Double Thresholds and other such workouts

The “double threshold” workout is taking over the world! From Jakob Ingebrigtsen to all kinds of runners in Flagstaff, they are being applied with a lot of success.

As always happens, with success comes emulation. Other pros and collegiate runners have already picked up on these workouts and they are filtering down through to high school and amateur adult runners.

Is this a good idea, though?

It sounds like a great idea, right? Emulate the best in the world to be your best. In general, I like the idea but we do need to think about the context in which these workouts are done.

The double threshold workout is a very demanding workout (actually pair of workouts) that needs a lot of training capacity and very precise execution. In fact, many runners who use this kind of training actually take lactate tests in the middle of their workouts to ensure they are in the proper range.

Before thinking of trying this workout, I suggest two questions. If you can answer yes to both of these, give it a shot. I do believe it’s a good workout. In fact, I remember doing things like this with a lot of success around 20 years ago (yes, what’s old is new again).

Do you have the capacity for two hard workouts in one day? Have you been doing two runs a day and handling them well? If you haven’t been doing two easy runs a day, you’re probably not ready for two hard runs a day. Save these workouts for those who have built up to it. Most runners don’t have the capacity for such a demanding training day.

Do you have the discipline to do this the right way? Many people don’t. Even the best test mid-workout to make sure they aren’t running too hard. If you go too hard, as demanding as this workout is, you can put yourself in a big hole. You can end up taking so much time to recover from the day that you will miss other workouts, in the end decreasing the total amount and quality of training you are getting in.

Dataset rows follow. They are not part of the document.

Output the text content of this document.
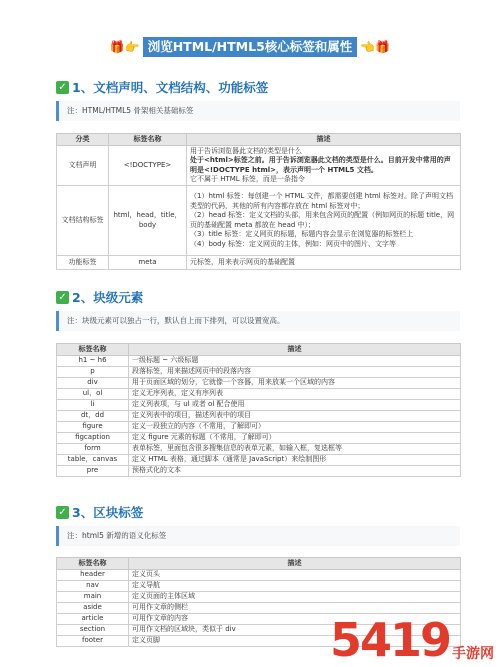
🎁👉 浏览HTML/HTML5核心标签和属性 👈🎁
✓ 1、文档声明、文档结构、功能标签
注：HTML/HTML5 骨架相关基础标签
分类	标签名称	描述
文档声明	<!DOCTYPE>	用于告诉浏览器此文档的类型是什么
处于<html>标签之前。用于告诉浏览器此文档的类型是什么。目前开发中常用的声明是<!DOCTYPE html>，表示声明一个 HTML5 文档。
它不属于 HTML 标签，而是一条指令

文档结构标签	html，head，title，body	（1）html 标签：每创建一个 HTML 文件，都需要创建 html 标签对。除了声明文档类型的代码，其他的所有内容都存放在 html 标签对中；
（2）head 标签：定义文档的头部，用来包含网页的配置（例如网页的标题 title，网页的基础配置 meta 都放在 head 中）；
（3）title 标签：定义网页的标题，标题内容会显示在浏览器的标签栏上
（4）body 标签：定义网页的主体，例如：网页中的图片、文字等

功能标签	meta	元标签，用来表示网页的基础配置
✓ 2、块级元素
注：块级元素可以独占一行，默认自上而下排列，可以设置宽高。
标签名称	描述
h1 ~ h6	一级标题 ~ 六级标题
p	段落标签，用来描述网页中的段落内容
div	用于页面区域的划分，它就像一个容器，用来放某一个区域的内容
ul，ol	定义无序列表，定义有序列表
li	定义列表项，与 ul 或者 ol 配合使用
dt，dd	定义列表中的项目，描述列表中的项目
figure	定义一段独立的内容（不常用，了解即可）
figcaption	定义 figure 元素的标题（不常用，了解即可）
form	表单标签，里面包含很多搜集信息的表单元素，如输入框，复选框等
table，canvas	定义 HTML 表格，通过脚本（通常是 JavaScript）来绘制图形
pre	预格式化的文本
✓ 3、区块标签
注：html5 新增的语义化标签
标签名称	描述
header	定义页头
nav	定义导航
main	定义页面的主体区域
aside	可用作文章的侧栏
article	可用作文章的内容
section	可用作文档的区域块，类似于 div
footer	定义页脚	5419 手游网
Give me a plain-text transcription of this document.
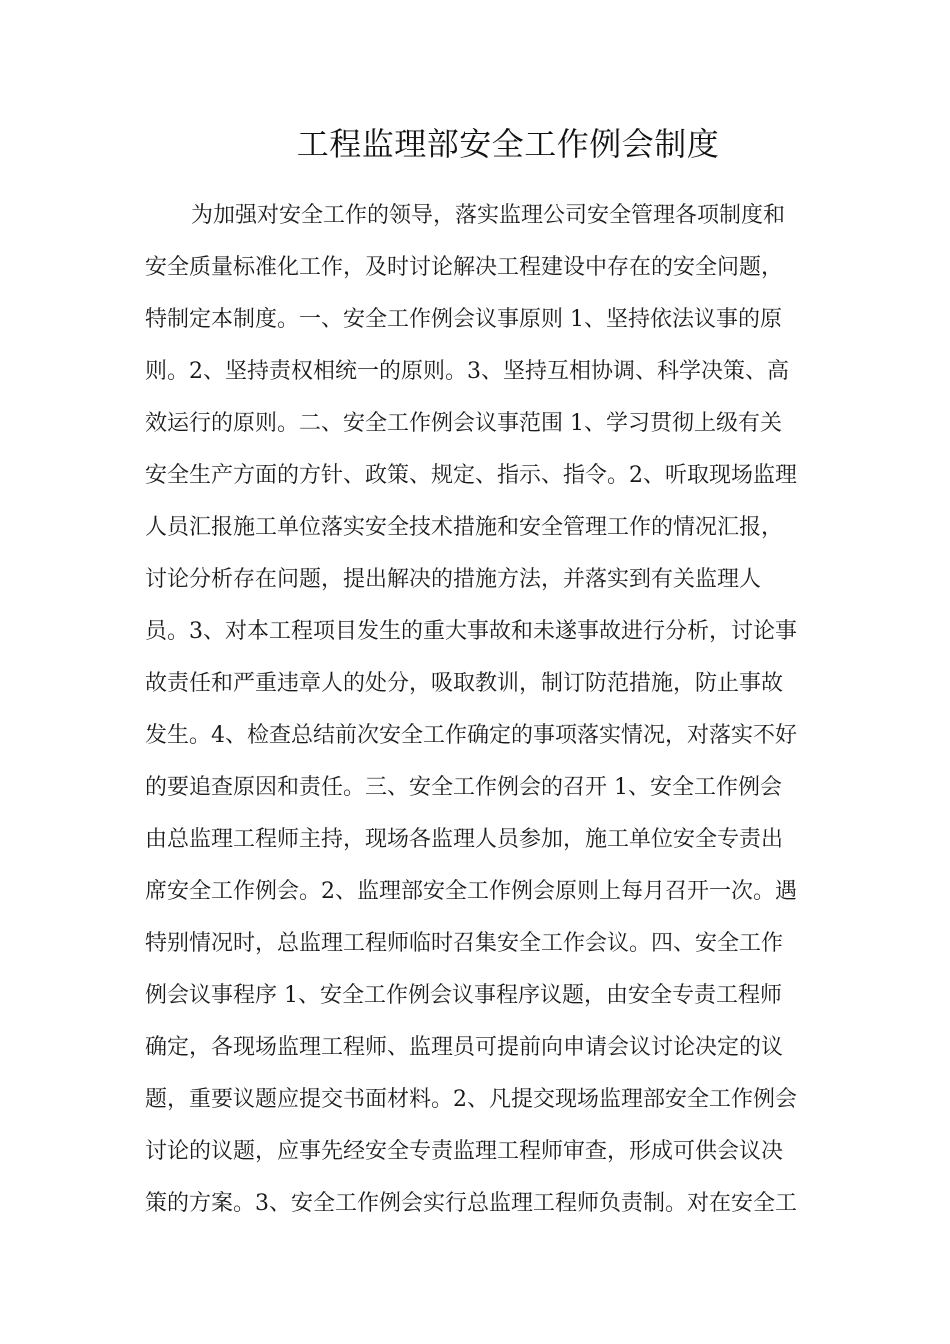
工程监理部安全工作例会制度
为加强对安全工作的领导，落实监理公司安全管理各项制度和
安全质量标准化工作，及时讨论解决工程建设中存在的安全问题，
特制定本制度。一、安全工作例会议事原则 1、坚持依法议事的原
则。2、坚持责权相统一的原则。3、坚持互相协调、科学决策、高
效运行的原则。二、安全工作例会议事范围 1、学习贯彻上级有关
安全生产方面的方针、政策、规定、指示、指令。2、听取现场监理
人员汇报施工单位落实安全技术措施和安全管理工作的情况汇报，
讨论分析存在问题，提出解决的措施方法，并落实到有关监理人
员。3、对本工程项目发生的重大事故和未遂事故进行分析，讨论事
故责任和严重违章人的处分，吸取教训，制订防范措施，防止事故
发生。4、检查总结前次安全工作确定的事项落实情况，对落实不好
的要追查原因和责任。三、安全工作例会的召开 1、安全工作例会
由总监理工程师主持，现场各监理人员参加，施工单位安全专责出
席安全工作例会。2、监理部安全工作例会原则上每月召开一次。遇
特别情况时，总监理工程师临时召集安全工作会议。四、安全工作
例会议事程序 1、安全工作例会议事程序议题，由安全专责工程师
确定，各现场监理工程师、监理员可提前向申请会议讨论决定的议
题，重要议题应提交书面材料。2、凡提交现场监理部安全工作例会
讨论的议题，应事先经安全专责监理工程师审查，形成可供会议决
策的方案。3、安全工作例会实行总监理工程师负责制。对在安全工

I’m not saying that these days are bad or that nobody should use them. What I am saying for these workouts or anything like them is that you need to consider the full context. They obviously work for the people who are using them but why? Do those principles apply to you also? If so, wonderful, try them out. If they don’t, consider the potential reward and risk of implementing them before diving right in. In this case, there is potential reward but the potential risk unless you have a very high training capacity and are either very disciplined or have the right tools to keep yourself honest is extremely high.